Question: Common advice is that parents should let kids struggle through issues on their own, thus learning how to manage their friendships, issues, etc. However, there have been tons of letters from adults who say how damaged they are because they didn't feel their parents protected them.
How does one navigate this? Or should parents simply resign themselves to being despised by their progeny?
Answer: It's navigable, but resignation is a solid Plan B.
Letting kids work things out is for the small(er), one-off problems: arguments with sibs or friends, a dismissive comment from an adult, difficult homework, bumps, bruises, and blurps from gorging on candy.
Protecting kids is for the big stuff: bullying by family or friends; a learning issue that makes homework crushing; verbal abuse from an adult; a buddy whose unstable or overindulgent household isn't a safe place for your kid.
The common denominator is frequency. A child needs to learn how to handle hurt feelings from this or that social incident, for example, but can't be expected to deal alone with the relentless attack of social aggression. Oopses, step back; oppression, step in.
And hugs in both cases. You don't have to be cold to encourage resiliency.
You also don't have to get it right every time. Sometimes, you're going to think it's big when you're really just overreacting, and sometimes you're going to brush it off when it turns out to be something big.
When that happens, you pull out your best parental move of all: Apologize to your kid for getting it wrong. Nothing helps a child find the sweet spot where strength and frailty meet than demonstrating it for them yourself.
Question: My sibling and I have children close in age (around 10), we have a close relationship, and luckily live close to each other. We make a point to get together with our kids at least once a month, and we always have a great time. We are very lucky.
Here is my quandary. Years ago, Sibling's spouse decided to stop attending our annual family vacations, which include our parents and other siblings. Fine, I get that not everyone wants to spend a week with their in-laws. Because of this, Sibling and Child come on these annual vacations without Spouse.
This year, Sibling cannot attend, so I asked whether Sibling's child could come with us. Sibling said yes, but Spouse said no because they would miss Child too much. Spouse has no problem leaving Child with us when it fits Spouse's needs, like wanting to go on vacations with my sibling sans Child, so I'm puzzled. They will be at work all week anyway.

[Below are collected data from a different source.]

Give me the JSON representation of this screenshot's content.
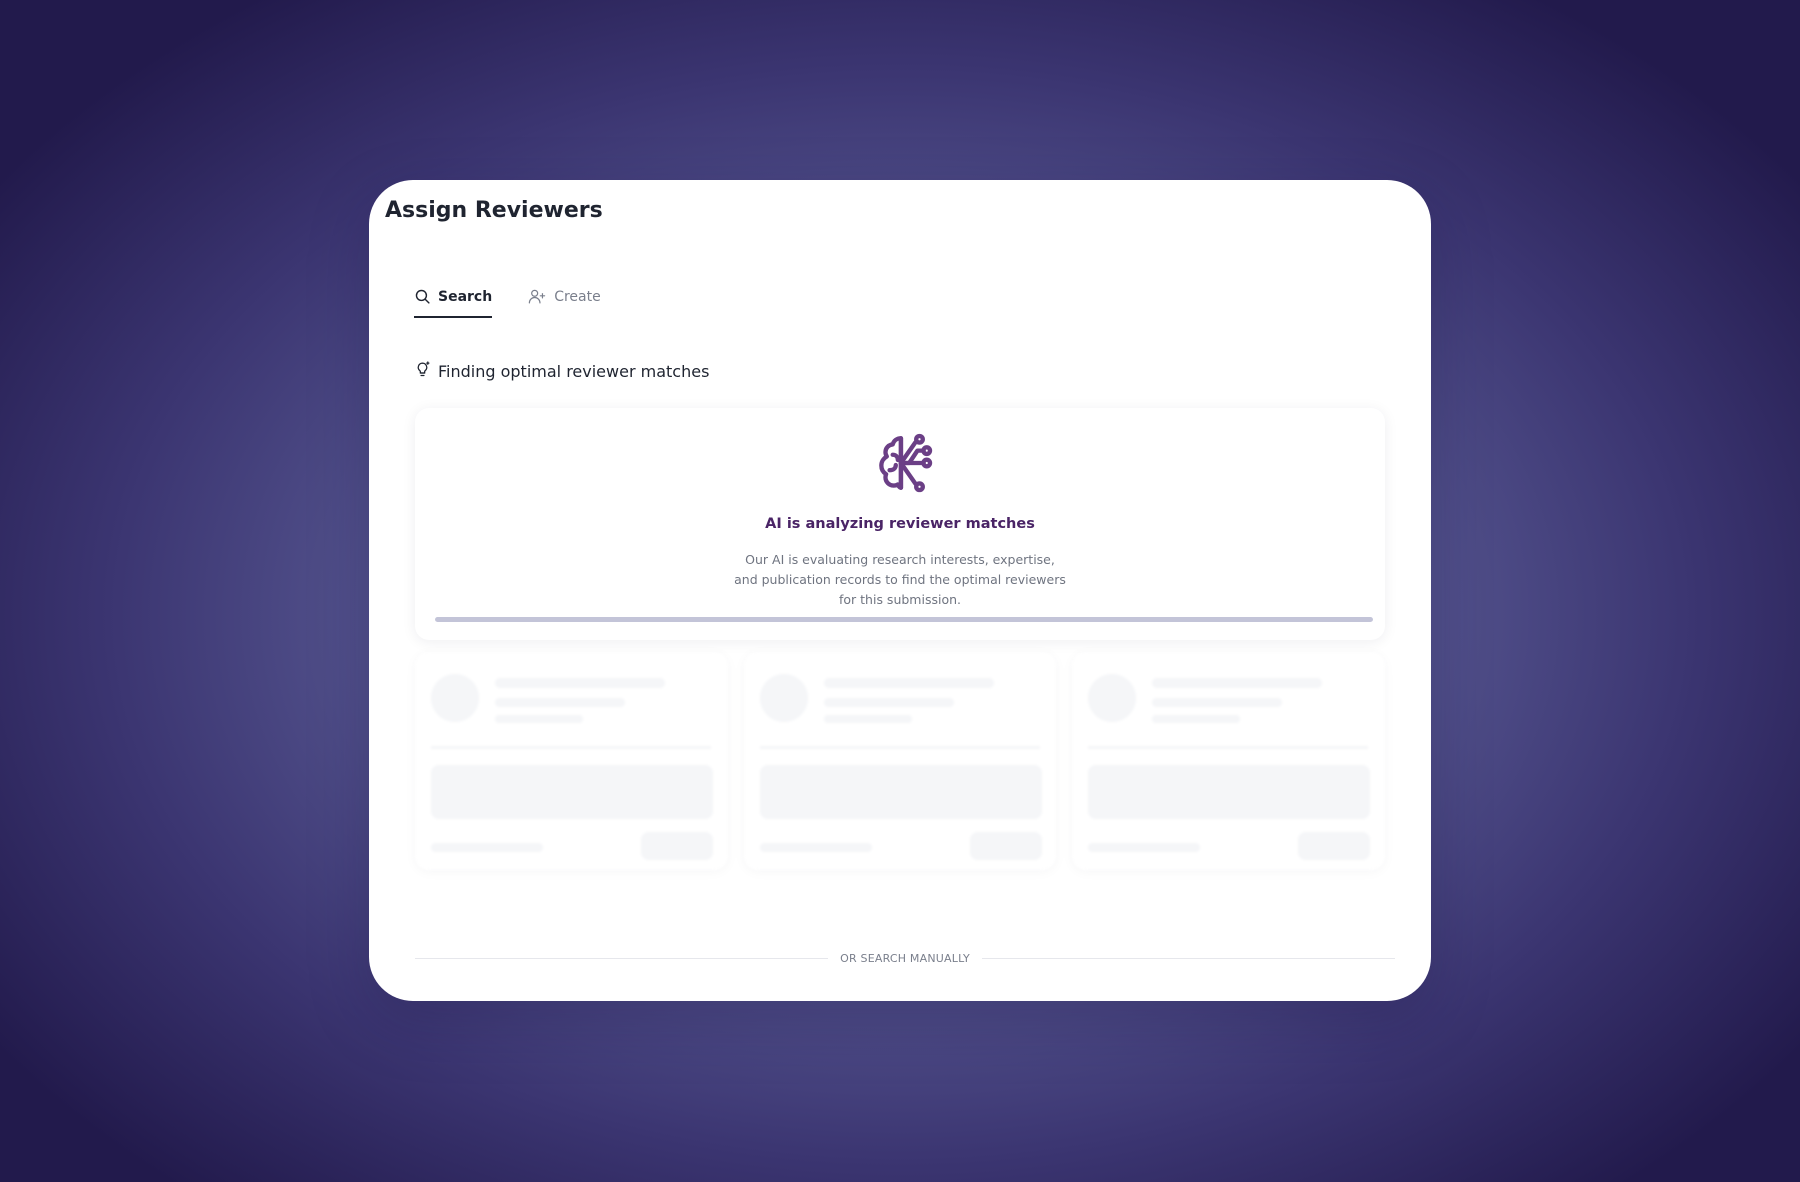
{
  "modal": {
    "title": "Assign Reviewers"
  },
  "tabs": [
    {
      "label": "Search",
      "icon": "search-icon",
      "active": true
    },
    {
      "label": "Create",
      "icon": "user-plus-icon",
      "active": false
    }
  ],
  "section": {
    "heading": "Finding optimal reviewer matches",
    "icon": "lightbulb-sparkle-icon"
  },
  "ai_card": {
    "icon": "ai-brain-circuit-icon",
    "title": "AI is analyzing reviewer matches",
    "description": "Our AI is evaluating research interests, expertise, and publication records to find the optimal reviewers for this submission.",
    "progress_percent": 100
  },
  "colors": {
    "accent": "#4a2466",
    "icon": "#6b3f86"
  },
  "placeholder_cards_count": 3,
  "divider": {
    "label": "OR SEARCH MANUALLY"
  }
}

I am so frustrated by the situation. I haven't said anything to my sibling, because Sibling is very sensitive. It really hurts me, though, because the children love being together, and I feel like Spouse is being selfish. Should I continue to bite my tongue?
Answer: Why would you even consider jeopardizing a source of year-round joy over one little week?
Your sib-in-law has every right to say no, for reasons selfish, logical, needy, brave, or specifically pegged to this week (which sounds distinctly possible). Respect for boundaries demands that you leave it at that.